Créée en 1973, la Communauté économique de l’Afrique de l’Ouest (CEAO) regroupait six pays francophones (Côte d’Ivoire, Haute‑Volta, Mali, Mauritanie, Niger, Sénégal). Son existence a dérangé le Nigeria, qui a soutenu la création de la Communauté économique des États de l’Afrique de l’Ouest (CEDEAO) en 1975 afin d’associer les pays anglophones.
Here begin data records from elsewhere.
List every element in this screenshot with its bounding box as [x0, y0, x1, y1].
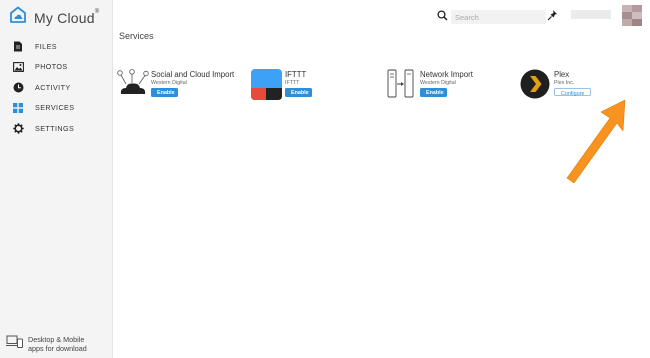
clock-icon [12, 81, 24, 93]
gear-icon [12, 122, 24, 134]
sidebar-item-label: SERVICES [35, 103, 75, 113]
devices-icon [6, 335, 23, 353]
search [437, 8, 547, 26]
service-title: IFTTT [285, 70, 307, 79]
avatar[interactable] [622, 5, 642, 26]
sidebar-item-photos[interactable]: PHOTOS [0, 57, 112, 78]
service-title: Social and Cloud Import [151, 70, 235, 79]
grid-icon [12, 102, 24, 114]
ifttt-icon [251, 69, 282, 100]
sidebar-item-files[interactable]: FILES [0, 36, 112, 57]
annotation-arrow-icon [563, 96, 633, 191]
sidebar-item-label: PHOTOS [35, 62, 68, 72]
sidebar-item-activity[interactable]: ACTIVITY [0, 77, 112, 98]
sidebar-item-label: ACTIVITY [35, 82, 71, 92]
search-input[interactable] [451, 11, 547, 23]
enable-button[interactable]: Enable [151, 88, 178, 97]
network-drive-icon [386, 69, 416, 99]
sidebar-item-settings[interactable]: SETTINGS [0, 118, 112, 139]
enable-button[interactable]: Enable [285, 88, 312, 97]
file-icon [12, 40, 24, 52]
search-box [451, 10, 547, 24]
brand[interactable]: My Cloud® [8, 6, 99, 29]
configure-button[interactable]: Configure [554, 88, 591, 97]
sidebar: My Cloud® FILES PHOTOS ACTIVITY SERVICES [0, 0, 113, 358]
sidebar-item-services[interactable]: SERVICES [0, 98, 112, 119]
cloud-network-icon [117, 69, 149, 99]
promo-text: Desktop & Mobile apps for download [28, 335, 87, 353]
main-content: Services Social and Cloud Import Western… [113, 0, 650, 358]
pin-icon[interactable] [547, 8, 559, 26]
service-title: Plex [554, 70, 570, 79]
app-name: My Cloud® [34, 8, 100, 26]
photo-icon [12, 61, 24, 73]
enable-button[interactable]: Enable [420, 88, 447, 97]
sidebar-item-label: SETTINGS [35, 123, 75, 133]
user-name[interactable] [571, 10, 611, 19]
page-title: Services [119, 31, 154, 41]
mycloud-logo-icon [8, 6, 28, 29]
plex-icon [520, 69, 550, 99]
service-vendor: Plex Inc. [554, 80, 575, 86]
sidebar-nav: FILES PHOTOS ACTIVITY SERVICES SETTINGS [0, 36, 112, 139]
service-vendor: Western Digital [151, 80, 187, 86]
sidebar-item-label: FILES [35, 41, 57, 51]
service-vendor: Western Digital [420, 80, 456, 86]
desktop-mobile-apps-link[interactable]: Desktop & Mobile apps for download [6, 335, 87, 353]
search-icon [437, 8, 448, 26]
service-vendor: IFTTT [285, 80, 300, 86]
service-title: Network Import [420, 70, 473, 79]
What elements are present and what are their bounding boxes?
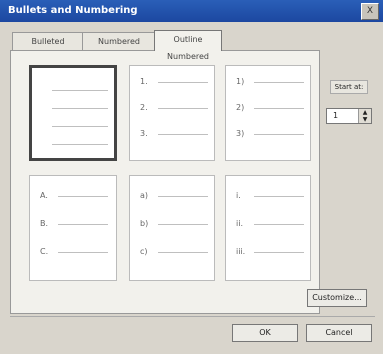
preset-line (52, 90, 108, 91)
preset-line (158, 134, 208, 135)
preset-line (158, 224, 208, 225)
divider (10, 316, 375, 317)
preset-line (254, 82, 304, 83)
preset-line (58, 252, 108, 253)
preset-line (158, 252, 208, 253)
preset-line (254, 196, 304, 197)
preset-line (52, 144, 108, 145)
marker: a) (140, 191, 149, 200)
close-button[interactable]: X (361, 3, 379, 20)
marker: iii. (236, 247, 246, 256)
marker: A. (40, 191, 48, 200)
preset-line (52, 108, 108, 109)
ok-button[interactable]: OK (232, 324, 298, 342)
preset-numbered-5[interactable]: i. ii. iii. (225, 175, 311, 281)
start-at-label: Start at: (330, 80, 368, 94)
preset-line (254, 134, 304, 135)
window-title: Bullets and Numbering (8, 5, 138, 16)
preset-numbered-2[interactable]: 1) 2) 3) (225, 65, 311, 161)
preset-numbered-3[interactable]: A. B. C. (29, 175, 117, 281)
preset-line (254, 224, 304, 225)
marker: 2. (140, 103, 148, 112)
marker: i. (236, 191, 241, 200)
marker: 2) (236, 103, 245, 112)
chevron-down-icon[interactable]: ▼ (359, 116, 371, 123)
spinner-buttons[interactable]: ▲ ▼ (358, 109, 371, 123)
tab-panel: 1. 2. 3. 1) 2) 3) A. B. C. a) b) c) i. i… (10, 50, 367, 314)
marker: 1) (236, 77, 245, 86)
tab-numbered[interactable]: Numbered (82, 32, 156, 50)
preset-line (158, 196, 208, 197)
marker: C. (40, 247, 49, 256)
preset-line (158, 108, 208, 109)
preset-none[interactable] (29, 65, 117, 161)
cancel-button[interactable]: Cancel (306, 324, 372, 342)
start-at-spinner[interactable]: 1 ▲ ▼ (326, 108, 372, 124)
marker: B. (40, 219, 49, 228)
preset-line (254, 108, 304, 109)
preset-line (58, 196, 108, 197)
marker: ii. (236, 219, 243, 228)
tab-outline-numbered[interactable]: Outline Numbered (154, 30, 222, 61)
preset-line (52, 126, 108, 127)
chevron-up-icon[interactable]: ▲ (359, 109, 371, 116)
marker: c) (140, 247, 148, 256)
tab-bulleted[interactable]: Bulleted (12, 32, 84, 50)
preset-numbered-4[interactable]: a) b) c) (129, 175, 215, 281)
preset-numbered-1[interactable]: 1. 2. 3. (129, 65, 215, 161)
preset-line (254, 252, 304, 253)
preset-line (58, 224, 108, 225)
marker: 3. (140, 129, 148, 138)
close-icon: X (366, 6, 374, 16)
title-bar: Bullets and Numbering X (0, 0, 383, 22)
start-at-value: 1 (333, 111, 339, 120)
marker: 3) (236, 129, 245, 138)
preset-line (158, 82, 208, 83)
marker: b) (140, 219, 149, 228)
customize-button[interactable]: Customize... (307, 289, 367, 307)
marker: 1. (140, 77, 148, 86)
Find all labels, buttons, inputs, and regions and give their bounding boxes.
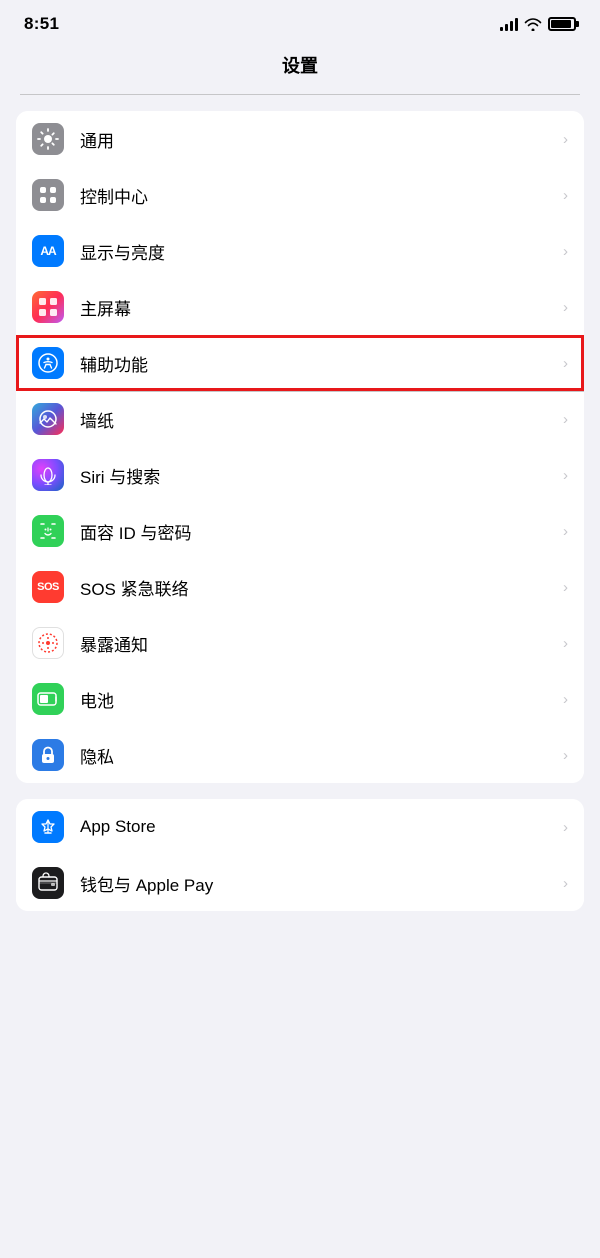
exposure-label: 暴露通知 xyxy=(80,631,563,656)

La CEAO a été officiellement dissoute en 1994, laissant place à une intégration plus large mais également plus sensible aux pressions extérieures.
En septembre 2023, le Mali, le Burkina Faso et le Niger ont lancé l’Alliance des États du Sahel (AES), qui a été élevée au rang de confédération en juillet 2024. Au‑delà d’une coopération militaire, l’AES vise à créer une monnaie sahélienne, à développer des corridors portuaires alternatifs et à réduire la dépendance aux institutions financières de la CEDEAO.
« La bataille la plus symbolique reste celle du Franc CFA. »
Les intérêts français restent concentrés sur trois piliers : la Côte d’Ivoire (plus de 600 entreprises françaises, hub logistique), le Sénégal (infrastructures ferroviaires et énergie avec TotalEnergies) et le Nigeria (fournisseur majeur de pétrole et de gaz).
Alors que la CEDEAO lutte pour sa survie institutionnelle après le départ des trois pays fondateurs, l’AES tente de bâtir un modèle « sécurité d’abord, économie ensuite ». Si l’alliance parvient à matérialiser ses projets d’infrastructures et de monnaie, elle pourrait redessiner la carte géopolitique de l’Afrique de l’Ouest.
Le prochain défi : convertir les promesses de souveraineté en bénéfices tangibles pour les populations sahéliennes.